Friday, November 4, 2016

Q&A With Lazer Gaiden (Part 2)

After the great response to the Q&A last week, I've decided to make this a recurring segment on Fridays.  It's a great way to end the week, and answer the pressing questions that so many of you have about the Tower.

What would happen if somebody...erm...went into the West Wing.  By accident!  Asking for a friend!
-Space Slayer

The West Wing does not exist.  Those who enter the West Wing will be assigned mandatory kitchen duty.

Does the tower even stock shovels for digging?  Cause sometimes you need to bury a body...I mean, dig holes.
-Rodeo Nova

No, the Tower doesn't actually stock shovels for digging purposes, although you can surely find one in Happyshine.  If you're interested, the Super Wizard Tower also has an agreement with the Happyshine "Totally Legit" Vocational School (Down at the Docks branch) that allows our students to take non-credit courses.  Enrolling is easy!  All you need to do is go to warehouse 35, knock on the door five times and then whisper to the nearby barrel "If wishes were stars, the hours would walk."  The barrel is not always in the same location, but it is always there.  The barrel is always there.  If the barrel is not there, you must run.  Run as fast as you can, leave this place behind you, and above all, do NOT look back.

Once you get in, I think the class you're looking for is "Digging holes for fun, profit, and evidence disposal."

How deep is the bottomless pit in the ladies restroom?
-Lesser Evil

It's about 10 feet deep.  On a related note, Lesser Evil, please stay out of the ladies restroom.  There have been complaints, and the "I got lost" excuse will only work so many times.  The tower is only slightly non-euclidean and you should really be familiar with the layout by now.

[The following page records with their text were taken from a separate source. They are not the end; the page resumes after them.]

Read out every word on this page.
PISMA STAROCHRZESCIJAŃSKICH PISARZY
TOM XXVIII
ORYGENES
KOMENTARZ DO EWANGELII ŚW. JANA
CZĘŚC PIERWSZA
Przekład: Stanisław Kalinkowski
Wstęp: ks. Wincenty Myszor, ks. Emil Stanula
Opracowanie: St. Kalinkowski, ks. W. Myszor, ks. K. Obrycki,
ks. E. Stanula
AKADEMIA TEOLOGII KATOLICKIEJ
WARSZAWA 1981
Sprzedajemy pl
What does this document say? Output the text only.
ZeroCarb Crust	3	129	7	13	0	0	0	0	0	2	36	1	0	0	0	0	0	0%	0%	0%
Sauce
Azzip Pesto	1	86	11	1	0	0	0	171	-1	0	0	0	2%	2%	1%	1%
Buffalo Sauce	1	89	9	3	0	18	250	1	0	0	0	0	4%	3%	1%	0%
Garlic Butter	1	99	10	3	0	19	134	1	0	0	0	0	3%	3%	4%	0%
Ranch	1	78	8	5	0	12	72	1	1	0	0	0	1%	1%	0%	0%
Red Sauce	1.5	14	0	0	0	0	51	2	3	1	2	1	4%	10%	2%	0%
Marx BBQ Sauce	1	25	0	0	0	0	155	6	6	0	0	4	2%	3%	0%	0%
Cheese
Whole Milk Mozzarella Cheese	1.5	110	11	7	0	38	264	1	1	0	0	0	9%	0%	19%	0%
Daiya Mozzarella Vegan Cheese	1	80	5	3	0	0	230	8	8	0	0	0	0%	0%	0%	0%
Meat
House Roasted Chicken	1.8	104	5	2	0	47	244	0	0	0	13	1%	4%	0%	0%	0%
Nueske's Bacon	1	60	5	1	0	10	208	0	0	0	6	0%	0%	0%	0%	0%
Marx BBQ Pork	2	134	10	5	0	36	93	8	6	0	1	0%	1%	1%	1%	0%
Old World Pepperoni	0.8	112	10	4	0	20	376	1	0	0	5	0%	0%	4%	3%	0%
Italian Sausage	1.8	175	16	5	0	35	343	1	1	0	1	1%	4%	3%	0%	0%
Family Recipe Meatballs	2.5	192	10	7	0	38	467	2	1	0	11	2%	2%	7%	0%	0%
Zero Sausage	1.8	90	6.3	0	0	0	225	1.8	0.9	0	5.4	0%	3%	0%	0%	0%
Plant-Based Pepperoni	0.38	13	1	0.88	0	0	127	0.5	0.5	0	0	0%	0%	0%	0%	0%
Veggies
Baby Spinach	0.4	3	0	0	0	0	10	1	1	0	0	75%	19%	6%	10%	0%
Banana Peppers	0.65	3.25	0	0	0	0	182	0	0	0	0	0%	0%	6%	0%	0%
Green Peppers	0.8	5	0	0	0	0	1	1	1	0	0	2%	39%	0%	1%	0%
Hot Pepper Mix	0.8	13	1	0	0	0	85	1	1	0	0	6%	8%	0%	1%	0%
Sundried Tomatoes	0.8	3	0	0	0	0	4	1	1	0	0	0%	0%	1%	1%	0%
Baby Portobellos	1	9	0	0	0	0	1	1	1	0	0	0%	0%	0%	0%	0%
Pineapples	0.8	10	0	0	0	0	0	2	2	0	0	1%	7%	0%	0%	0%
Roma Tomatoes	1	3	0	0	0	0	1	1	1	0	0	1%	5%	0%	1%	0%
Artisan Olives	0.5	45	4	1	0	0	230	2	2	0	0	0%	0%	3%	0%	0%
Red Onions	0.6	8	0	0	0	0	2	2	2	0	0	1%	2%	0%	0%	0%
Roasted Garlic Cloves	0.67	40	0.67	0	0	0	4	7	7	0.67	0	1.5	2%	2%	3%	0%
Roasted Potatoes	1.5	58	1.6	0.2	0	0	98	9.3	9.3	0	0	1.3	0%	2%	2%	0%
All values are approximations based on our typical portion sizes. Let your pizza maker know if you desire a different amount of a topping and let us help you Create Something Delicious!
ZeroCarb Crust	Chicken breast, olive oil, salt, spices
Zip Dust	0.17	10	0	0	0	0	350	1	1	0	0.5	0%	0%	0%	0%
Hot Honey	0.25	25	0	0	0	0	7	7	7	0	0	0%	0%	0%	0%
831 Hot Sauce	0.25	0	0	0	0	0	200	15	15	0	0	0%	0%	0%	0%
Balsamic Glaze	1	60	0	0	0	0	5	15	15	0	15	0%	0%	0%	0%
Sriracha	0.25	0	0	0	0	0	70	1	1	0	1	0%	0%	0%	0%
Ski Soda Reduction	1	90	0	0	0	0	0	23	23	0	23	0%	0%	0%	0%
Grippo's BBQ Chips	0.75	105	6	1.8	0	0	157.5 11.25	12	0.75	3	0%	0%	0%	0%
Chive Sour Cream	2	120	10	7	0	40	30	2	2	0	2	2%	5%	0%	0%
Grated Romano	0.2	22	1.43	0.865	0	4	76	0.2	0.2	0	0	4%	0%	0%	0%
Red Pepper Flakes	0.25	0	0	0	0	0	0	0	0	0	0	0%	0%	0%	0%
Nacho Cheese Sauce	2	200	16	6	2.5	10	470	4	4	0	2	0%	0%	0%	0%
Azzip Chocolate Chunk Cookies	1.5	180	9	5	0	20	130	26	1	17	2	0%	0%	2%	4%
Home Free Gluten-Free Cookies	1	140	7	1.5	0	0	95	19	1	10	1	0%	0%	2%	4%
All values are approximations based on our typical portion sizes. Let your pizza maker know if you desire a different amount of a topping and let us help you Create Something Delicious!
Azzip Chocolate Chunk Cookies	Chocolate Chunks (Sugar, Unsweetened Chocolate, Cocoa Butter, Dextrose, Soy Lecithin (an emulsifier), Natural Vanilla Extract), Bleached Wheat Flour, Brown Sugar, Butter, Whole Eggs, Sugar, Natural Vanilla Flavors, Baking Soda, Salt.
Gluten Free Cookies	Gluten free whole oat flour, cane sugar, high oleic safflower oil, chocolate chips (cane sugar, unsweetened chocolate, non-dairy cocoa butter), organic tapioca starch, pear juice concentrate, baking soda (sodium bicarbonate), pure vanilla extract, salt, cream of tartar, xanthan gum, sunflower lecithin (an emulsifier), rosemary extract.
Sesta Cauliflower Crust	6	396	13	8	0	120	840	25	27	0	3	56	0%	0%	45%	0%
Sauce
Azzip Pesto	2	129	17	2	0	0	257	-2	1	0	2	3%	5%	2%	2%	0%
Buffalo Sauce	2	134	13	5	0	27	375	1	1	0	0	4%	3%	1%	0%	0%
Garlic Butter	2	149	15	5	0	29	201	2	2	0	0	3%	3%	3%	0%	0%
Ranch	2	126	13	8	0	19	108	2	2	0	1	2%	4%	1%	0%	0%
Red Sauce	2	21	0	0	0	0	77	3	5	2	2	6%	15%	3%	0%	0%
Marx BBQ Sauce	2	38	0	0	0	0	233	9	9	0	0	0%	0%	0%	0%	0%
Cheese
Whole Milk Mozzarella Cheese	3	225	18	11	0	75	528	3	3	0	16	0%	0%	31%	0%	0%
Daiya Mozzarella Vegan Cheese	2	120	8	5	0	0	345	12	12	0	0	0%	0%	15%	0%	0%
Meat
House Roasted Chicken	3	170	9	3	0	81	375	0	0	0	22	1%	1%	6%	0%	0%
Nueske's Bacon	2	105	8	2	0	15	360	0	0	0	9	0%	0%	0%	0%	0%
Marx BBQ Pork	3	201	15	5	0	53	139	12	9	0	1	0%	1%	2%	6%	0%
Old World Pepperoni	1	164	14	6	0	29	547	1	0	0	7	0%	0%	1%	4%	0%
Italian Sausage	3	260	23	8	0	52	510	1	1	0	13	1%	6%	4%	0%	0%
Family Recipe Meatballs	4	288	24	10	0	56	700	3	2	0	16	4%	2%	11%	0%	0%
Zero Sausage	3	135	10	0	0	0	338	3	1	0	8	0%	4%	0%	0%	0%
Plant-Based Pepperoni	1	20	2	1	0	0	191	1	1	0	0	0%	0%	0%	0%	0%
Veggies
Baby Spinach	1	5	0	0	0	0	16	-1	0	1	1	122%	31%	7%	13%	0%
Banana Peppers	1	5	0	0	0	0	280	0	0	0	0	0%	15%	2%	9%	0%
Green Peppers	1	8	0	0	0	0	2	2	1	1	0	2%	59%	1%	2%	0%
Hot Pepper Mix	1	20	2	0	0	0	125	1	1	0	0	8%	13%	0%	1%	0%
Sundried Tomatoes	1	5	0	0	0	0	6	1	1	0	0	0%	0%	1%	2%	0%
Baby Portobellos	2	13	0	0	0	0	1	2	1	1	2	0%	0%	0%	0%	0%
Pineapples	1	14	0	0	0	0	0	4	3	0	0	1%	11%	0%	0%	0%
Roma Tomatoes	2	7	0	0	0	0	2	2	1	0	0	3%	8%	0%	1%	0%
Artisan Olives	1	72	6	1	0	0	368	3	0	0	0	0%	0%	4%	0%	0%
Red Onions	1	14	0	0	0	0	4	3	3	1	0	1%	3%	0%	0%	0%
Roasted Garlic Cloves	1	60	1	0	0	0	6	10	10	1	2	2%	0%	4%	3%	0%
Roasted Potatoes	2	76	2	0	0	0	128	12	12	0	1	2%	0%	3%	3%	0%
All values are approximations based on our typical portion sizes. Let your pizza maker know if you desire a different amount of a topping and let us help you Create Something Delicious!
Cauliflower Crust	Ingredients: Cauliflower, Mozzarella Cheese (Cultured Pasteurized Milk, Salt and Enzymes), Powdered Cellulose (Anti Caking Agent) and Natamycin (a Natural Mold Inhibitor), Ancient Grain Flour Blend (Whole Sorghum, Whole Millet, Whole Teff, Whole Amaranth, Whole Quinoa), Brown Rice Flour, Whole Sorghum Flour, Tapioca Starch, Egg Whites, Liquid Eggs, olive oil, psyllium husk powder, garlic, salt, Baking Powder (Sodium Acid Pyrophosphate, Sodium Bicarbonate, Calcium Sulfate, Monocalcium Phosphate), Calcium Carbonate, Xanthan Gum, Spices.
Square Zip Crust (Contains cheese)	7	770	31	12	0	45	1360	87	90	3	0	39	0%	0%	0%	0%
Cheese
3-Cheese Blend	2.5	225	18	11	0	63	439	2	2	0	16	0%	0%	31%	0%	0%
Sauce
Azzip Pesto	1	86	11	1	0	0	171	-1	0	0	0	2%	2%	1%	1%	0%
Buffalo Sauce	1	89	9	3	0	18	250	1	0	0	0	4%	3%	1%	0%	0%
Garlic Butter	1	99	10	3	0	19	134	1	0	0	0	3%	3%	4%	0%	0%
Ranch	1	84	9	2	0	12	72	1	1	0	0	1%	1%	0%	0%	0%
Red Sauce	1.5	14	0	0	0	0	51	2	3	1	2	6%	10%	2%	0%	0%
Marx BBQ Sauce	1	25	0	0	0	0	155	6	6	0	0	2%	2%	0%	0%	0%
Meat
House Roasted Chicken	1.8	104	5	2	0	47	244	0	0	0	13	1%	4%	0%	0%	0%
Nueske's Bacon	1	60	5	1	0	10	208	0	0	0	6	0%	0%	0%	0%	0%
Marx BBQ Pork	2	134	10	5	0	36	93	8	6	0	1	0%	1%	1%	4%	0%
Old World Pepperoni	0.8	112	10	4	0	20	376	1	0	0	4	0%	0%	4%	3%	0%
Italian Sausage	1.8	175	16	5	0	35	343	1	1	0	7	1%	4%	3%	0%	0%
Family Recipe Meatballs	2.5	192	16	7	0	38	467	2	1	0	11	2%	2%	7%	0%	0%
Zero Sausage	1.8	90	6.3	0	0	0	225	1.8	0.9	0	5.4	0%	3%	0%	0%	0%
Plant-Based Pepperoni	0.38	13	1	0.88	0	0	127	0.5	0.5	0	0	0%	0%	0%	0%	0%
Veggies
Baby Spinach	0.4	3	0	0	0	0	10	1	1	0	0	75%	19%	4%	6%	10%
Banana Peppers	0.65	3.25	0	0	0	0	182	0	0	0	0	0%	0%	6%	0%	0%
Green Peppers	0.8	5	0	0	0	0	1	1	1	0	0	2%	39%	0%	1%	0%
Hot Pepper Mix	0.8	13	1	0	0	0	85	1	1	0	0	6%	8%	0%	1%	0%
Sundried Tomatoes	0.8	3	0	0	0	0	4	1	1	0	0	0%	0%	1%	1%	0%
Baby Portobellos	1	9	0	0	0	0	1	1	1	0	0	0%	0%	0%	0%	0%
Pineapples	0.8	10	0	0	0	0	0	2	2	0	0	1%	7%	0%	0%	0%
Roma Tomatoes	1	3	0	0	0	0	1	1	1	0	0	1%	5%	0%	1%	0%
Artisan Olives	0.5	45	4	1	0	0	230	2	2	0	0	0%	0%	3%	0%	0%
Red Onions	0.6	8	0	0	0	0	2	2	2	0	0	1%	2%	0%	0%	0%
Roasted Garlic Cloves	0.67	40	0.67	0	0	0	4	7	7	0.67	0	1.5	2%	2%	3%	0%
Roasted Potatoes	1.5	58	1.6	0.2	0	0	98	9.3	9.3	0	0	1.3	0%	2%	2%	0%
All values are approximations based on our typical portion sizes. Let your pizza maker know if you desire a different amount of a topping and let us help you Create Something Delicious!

How has the Super Wizard Tower gone this long without realizing that rabies is a dangerous disease, and not a magical weapon?
-Wolf Knight

My, what an interesting and completely unpredictable question.

Will we at least get partial credit for Abstract Art classes?  Elder [NAME DELETED] bent himself across all timelines in the middle of the semester.
-Throat-Punch Ballet

Unfortunately no.  All material even tangentially related to Elder [NAME DELETED]'s classes* have been shredded, incinerated, loaded into an iron cannonball blessed by the Eight Priests of Happyshine, and catapulted into the Dark Undercold.  And then blasted a few times with the Super Wizard orbital satellite beam.
*Elder Russel, teacher of the Interpretive Dance classes, will be remembered fondly.  Not for the panicked dances that no one understood before being loaded into the cannonball, but for all the other dances that nobody understood.

When will the Tower start stocking the sparring arena with live targets again?
-Burning Mermaid

There...never were live targets in the sparring arena...

On that note, I suddenly have a very urgent matter to look into.  I hope you all have a good weekend.